Here X also contains data and a model. This function makes statements about the internal parts of the model, which are called parameters. Usually a single value of the parameter is “estimated”, a misnomer since the model is not part of reality, and neither are its parameters. Sometimes a form of uncertainty about the estimate is given, called either a confidence of credible interval. In practice these are identical. In theory, the former has a definition people claim to believe, but nobody does.

Whatever the difficulties these matters present, the worst is that if the function of the parameters behaves a certain way, we are asked to believe that Pr(Y|X) is certain, or near certain. It is a similar fallacy to the p-value fallacy, but not quite identical. The fallacy is also implicit, since there is never any calculation of Pr(Y|X), just of f.

In other words, output function f is given, usually in “mean” form, and we are asked to believe the uncertainty in output of the model is uncertainty in Y given X, which is isn’t. Overconfidence thus abounds.

THE GREAT WHITE FUNCTION

The previous errors belong to the formal practice of statistics. The next is found in AI, machine learning and similar fields. AI (to use one word for them all) understands that we want, as always,

Pr(Y|X)

and nothing more. In the X is a much more elaborate model (a function) than in statistics. The hope is that with sufficient assiduous searching of all possible functions, one will be discovered which gives extreme values to Pr(Y|X), i.e. probabilities of 0 or 1—after which causal claims will be made.

We’ve already seen the claims of cause can be spurious. But they will be more likely to be believed when “artificial intelligence ” certifies these false claims.

It’s not that a function cannot be found that gives Pr(Y|X) = 1 or 0. One always exists, which is the trivial function that says everything that happened had to; this function always gives a perfect model fit. This model is (correctly) never accepted, however, since this model gives terrible predictions (except in degenerate situations). So the search goes on for better more predictive f, which is well enough

The real problem, almost unnoticeable today but sure to grow, comes in understanding anything short of the full explanation in X, i.e. all causes and conditions which give rise to Y, leaves one short. With a fixed set of data that are not measures of these causes and all conditions, then no such perfect function from a correlation-only X to Y will be found.

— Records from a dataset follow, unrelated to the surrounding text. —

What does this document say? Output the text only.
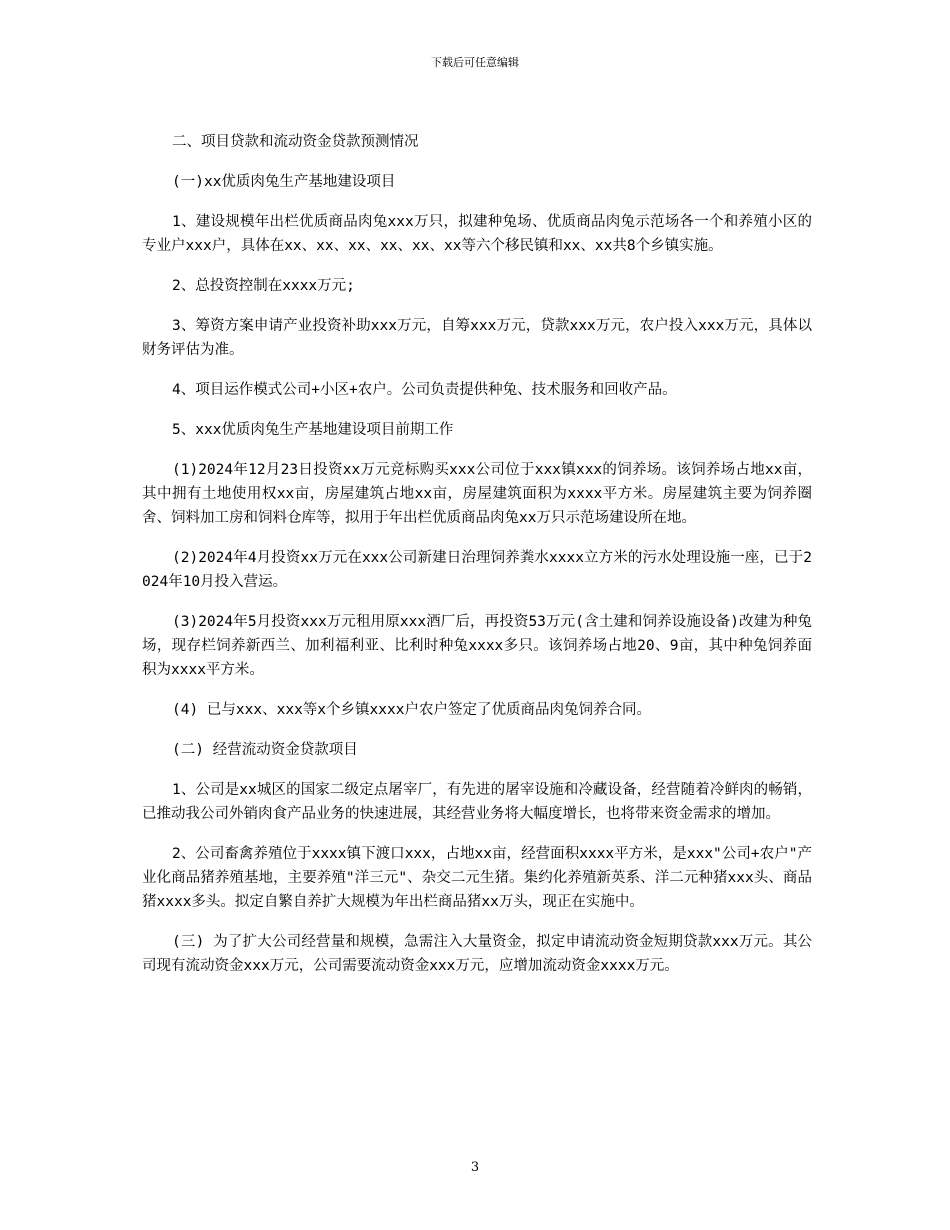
下载后可任意编辑

二、项目贷款和流动资金贷款预测情况

(一)xx优质肉兔生产基地建设项目

1、建设规模年出栏优质商品肉兔xxx万只，拟建种兔场、优质商品肉兔示范场各一个和养殖小区的专业户xxx户，具体在xx、xx、xx、xx、xx、xx等六个移民镇和xx、xx共8个乡镇实施。

2、总投资控制在xxxx万元;

3、筹资方案申请产业投资补助xxx万元，自筹xxx万元，贷款xxx万元，农户投入xxx万元，具体以财务评估为准。

4、项目运作模式公司+小区+农户。公司负责提供种兔、技术服务和回收产品。

5、xxx优质肉兔生产基地建设项目前期工作

(1)2024年12月23日投资xx万元竞标购买xxx公司位于xxx镇xxx的饲养场。该饲养场占地xx亩，其中拥有土地使用权xx亩，房屋建筑占地xx亩，房屋建筑面积为xxxx平方米。房屋建筑主要为饲养圈舍、饲料加工房和饲料仓库等，拟用于年出栏优质商品肉兔xx万只示范场建设所在地。

(2)2024年4月投资xx万元在xxx公司新建日治理饲养粪水xxxx立方米的污水处理设施一座，已于2024年10月投入营运。

(3)2024年5月投资xxx万元租用原xxx酒厂后，再投资53万元(含土建和饲养设施设备)改建为种兔场，现存栏饲养新西兰、加利福利亚、比利时种兔xxxx多只。该饲养场占地20、9亩，其中种兔饲养面积为xxxx平方米。

(4) 已与xxx、xxx等x个乡镇xxxx户农户签定了优质商品肉兔饲养合同。

(二) 经营流动资金贷款项目

1、公司是xx城区的国家二级定点屠宰厂，有先进的屠宰设施和冷藏设备，经营随着冷鲜肉的畅销，已推动我公司外销肉食产品业务的快速进展，其经营业务将大幅度增长，也将带来资金需求的增加。

2、公司畜禽养殖位于xxxx镇下渡口xxx，占地xx亩，经营面积xxxx平方米，是xxx"公司+农户"产业化商品猪养殖基地，主要养殖"洋三元"、杂交二元生猪。集约化养殖新英系、洋二元种猪xxx头、商品猪xxxx多头。拟定自繁自养扩大规模为年出栏商品猪xx万头，现正在实施中。

(三) 为了扩大公司经营量和规模，急需注入大量资金，拟定申请流动资金短期贷款xxx万元。其公司现有流动资金xxx万元，公司需要流动资金xxx万元，应增加流动资金xxxx万元。

3
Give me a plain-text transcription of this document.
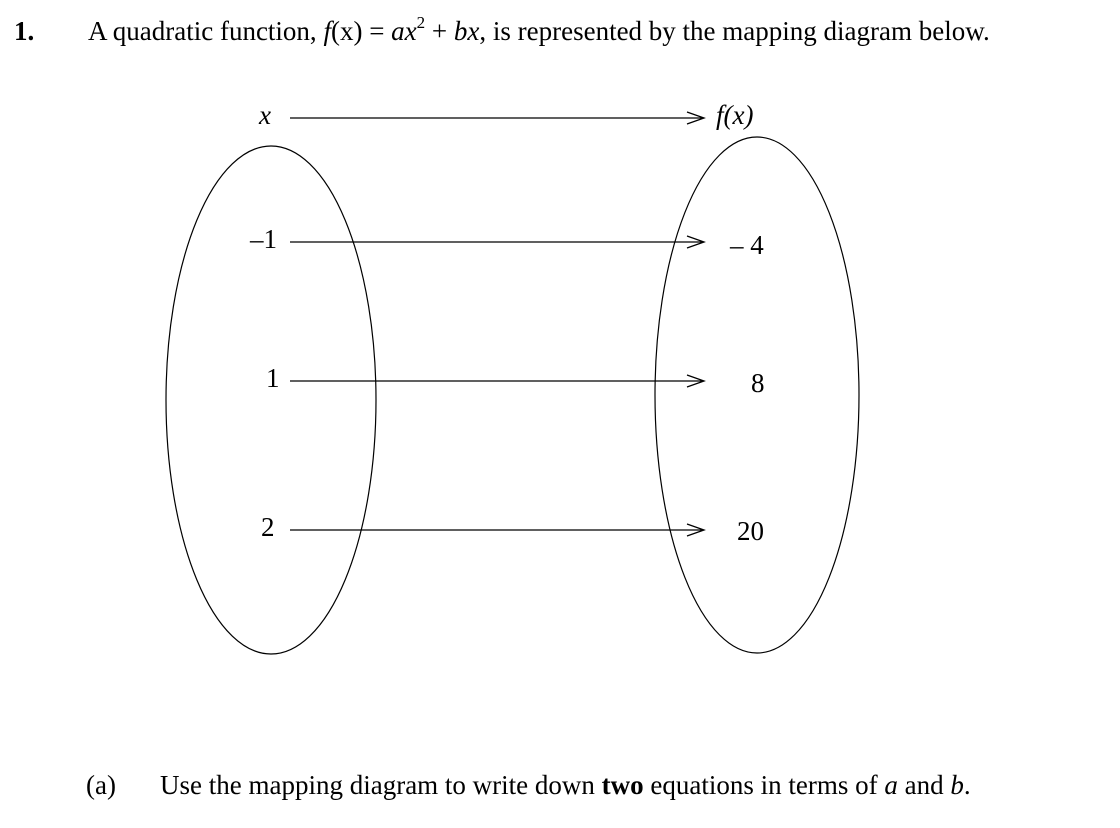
1. A quadratic function, $f(x) = ax^2$ + bx, is represented by the mapping diagram below.
x	f(x)
–1
1
2
– 4
8
20
(a) Use the mapping diagram to write down two equations in terms of a and b.
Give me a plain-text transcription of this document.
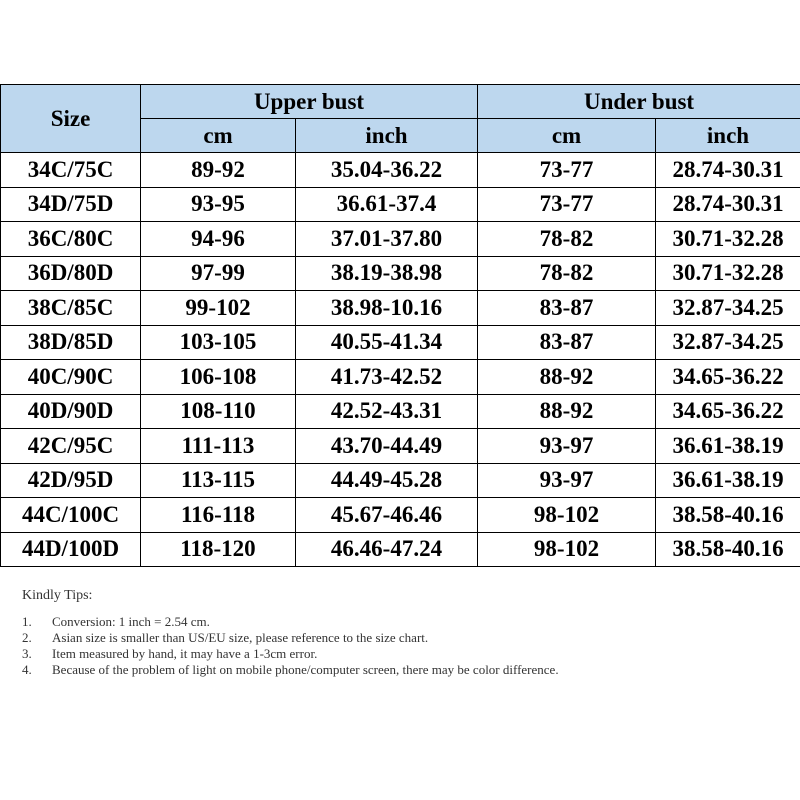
Size	Upper bust		Under bust	
	cm	inch	cm	inch
34C/75C	89-92	35.04-36.22	73-77	28.74-30.31
34D/75D	93-95	36.61-37.4	73-77	28.74-30.31
36C/80C	94-96	37.01-37.80	78-82	30.71-32.28
36D/80D	97-99	38.19-38.98	78-82	30.71-32.28
38C/85C	99-102	38.98-10.16	83-87	32.87-34.25
38D/85D	103-105	40.55-41.34	83-87	32.87-34.25
40C/90C	106-108	41.73-42.52	88-92	34.65-36.22
40D/90D	108-110	42.52-43.31	88-92	34.65-36.22
42C/95C	111-113	43.70-44.49	93-97	36.61-38.19
42D/95D	113-115	44.49-45.28	93-97	36.61-38.19
44C/100C	116-118	45.67-46.46	98-102	38.58-40.16
44D/100D	118-120	46.46-47.24	98-102	38.58-40.16
Kindly Tips:
1.	Conversion: 1 inch = 2.54 cm.
2.	Asian size is smaller than US/EU size, please reference to the size chart.
3.	Item measured by hand, it may have a 1-3cm error.
4.	Because of the problem of light on mobile phone/computer screen, there may be color difference.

Now this is a seemingly smaller error than the others, and in a philosophical sense it is. But our concern is practical. Once AI brushes aside statistics, as it will, that a “computer” has found what is touted to be the “perfect” function for each new set of data, people will be less and less able to resist believing it. Causal claims will continue to be believed with the same hope they are believed with p-values, but it will be worse because the AI model will also give recommendations—orders, really—about what to do about these claims.

What is right to do is, as said, is outside the purview of probability. But our culture’s faith is scientism, and the more complex the math and code, the greater the belief. A sad fate awaits.

MORE

There are many more errors, mistakes, misconceptions and so on, but we leave these for another time.